- All kinds of startups are rushing into the AI inference market.
- Inference market competition may lower the price of AI, benefiting builders but challenging clouds.
- Not all startups will survive the period of "chaos" to come.
Jared Quincy Davis and his AI computing startup Foundry sell inference. They don't make chips or build large language models. Foundry has a unique method of making cloud computing more efficient. Instead of selling its technology to cloud providers, the Foundry team decided to become one and use its tech to operate a more efficient cloud.
Once companies looking to leverage and sell an AI product have trained their models and know that they perform, they're looking for ease, speed, and value whenever generating outputs. Inference-as-a-service providers like Foundry, aim to simplify the process of generating those outputs.

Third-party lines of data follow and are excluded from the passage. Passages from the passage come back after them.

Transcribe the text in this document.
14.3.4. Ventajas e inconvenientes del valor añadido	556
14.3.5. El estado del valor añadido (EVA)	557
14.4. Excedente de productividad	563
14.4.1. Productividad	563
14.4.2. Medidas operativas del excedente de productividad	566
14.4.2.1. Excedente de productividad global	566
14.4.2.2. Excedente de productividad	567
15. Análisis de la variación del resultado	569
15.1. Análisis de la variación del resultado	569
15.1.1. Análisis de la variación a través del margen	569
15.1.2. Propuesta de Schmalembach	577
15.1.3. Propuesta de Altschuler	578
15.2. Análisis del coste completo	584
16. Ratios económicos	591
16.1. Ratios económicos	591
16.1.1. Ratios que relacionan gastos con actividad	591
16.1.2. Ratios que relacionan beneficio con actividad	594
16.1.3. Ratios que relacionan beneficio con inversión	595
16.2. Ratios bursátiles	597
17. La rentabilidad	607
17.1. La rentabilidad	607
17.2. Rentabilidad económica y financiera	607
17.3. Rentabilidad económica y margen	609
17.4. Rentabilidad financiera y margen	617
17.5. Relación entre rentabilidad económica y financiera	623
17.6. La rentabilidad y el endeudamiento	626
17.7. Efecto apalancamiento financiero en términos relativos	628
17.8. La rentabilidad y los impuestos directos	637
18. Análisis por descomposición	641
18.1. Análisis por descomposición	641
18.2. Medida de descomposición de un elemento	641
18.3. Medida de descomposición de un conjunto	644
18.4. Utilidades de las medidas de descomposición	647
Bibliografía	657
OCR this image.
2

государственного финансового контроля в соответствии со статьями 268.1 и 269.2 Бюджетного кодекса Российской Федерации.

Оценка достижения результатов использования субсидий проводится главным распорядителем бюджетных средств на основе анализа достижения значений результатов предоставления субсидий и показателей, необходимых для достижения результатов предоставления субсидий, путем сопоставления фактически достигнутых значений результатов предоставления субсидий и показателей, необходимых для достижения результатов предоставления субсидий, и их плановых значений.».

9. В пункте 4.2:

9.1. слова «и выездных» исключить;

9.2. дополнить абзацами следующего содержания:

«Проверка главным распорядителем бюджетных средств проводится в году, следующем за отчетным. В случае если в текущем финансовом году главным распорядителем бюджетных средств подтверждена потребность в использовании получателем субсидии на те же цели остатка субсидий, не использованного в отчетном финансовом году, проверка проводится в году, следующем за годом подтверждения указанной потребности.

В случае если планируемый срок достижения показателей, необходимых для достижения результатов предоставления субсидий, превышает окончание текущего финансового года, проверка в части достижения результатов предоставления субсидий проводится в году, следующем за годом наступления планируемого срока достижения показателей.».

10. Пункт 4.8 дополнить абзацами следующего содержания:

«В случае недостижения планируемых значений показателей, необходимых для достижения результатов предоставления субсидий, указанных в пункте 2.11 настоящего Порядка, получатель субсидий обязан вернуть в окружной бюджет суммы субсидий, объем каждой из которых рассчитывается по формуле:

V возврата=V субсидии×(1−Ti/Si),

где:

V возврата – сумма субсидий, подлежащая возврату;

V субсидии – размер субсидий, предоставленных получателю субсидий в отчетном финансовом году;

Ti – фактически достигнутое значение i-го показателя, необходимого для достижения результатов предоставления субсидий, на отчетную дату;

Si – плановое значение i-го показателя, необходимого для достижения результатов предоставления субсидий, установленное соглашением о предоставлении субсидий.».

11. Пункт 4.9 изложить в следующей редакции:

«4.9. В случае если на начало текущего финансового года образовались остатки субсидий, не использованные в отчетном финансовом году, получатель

Foundry offers training and fine-tuning, too, as many cloud providers do, but these days, it seems like anyone with an AI compute-boosting technology is attempting to monetize by selling inference — or more specifically, tokens, the base unit of data in AI.
Cerebras sells inference too. The company's core expertise is designing chips for training and inference, but it recently started selling the latter as a service. So does Groq, a chip company formed by two former Googlers, who recognized early that inference was going to get the bigger share of computing. SambaNova Systems, another hardware platform, also sells inference as a service.
Companies like Lambda, CoreWeave, Together AI, and Crusoe, all close partners of Nvidia, run data centers suited specifically to AI workloads and offer inference services. And then there are the hyperscalers like AWS and Microsoft Azure.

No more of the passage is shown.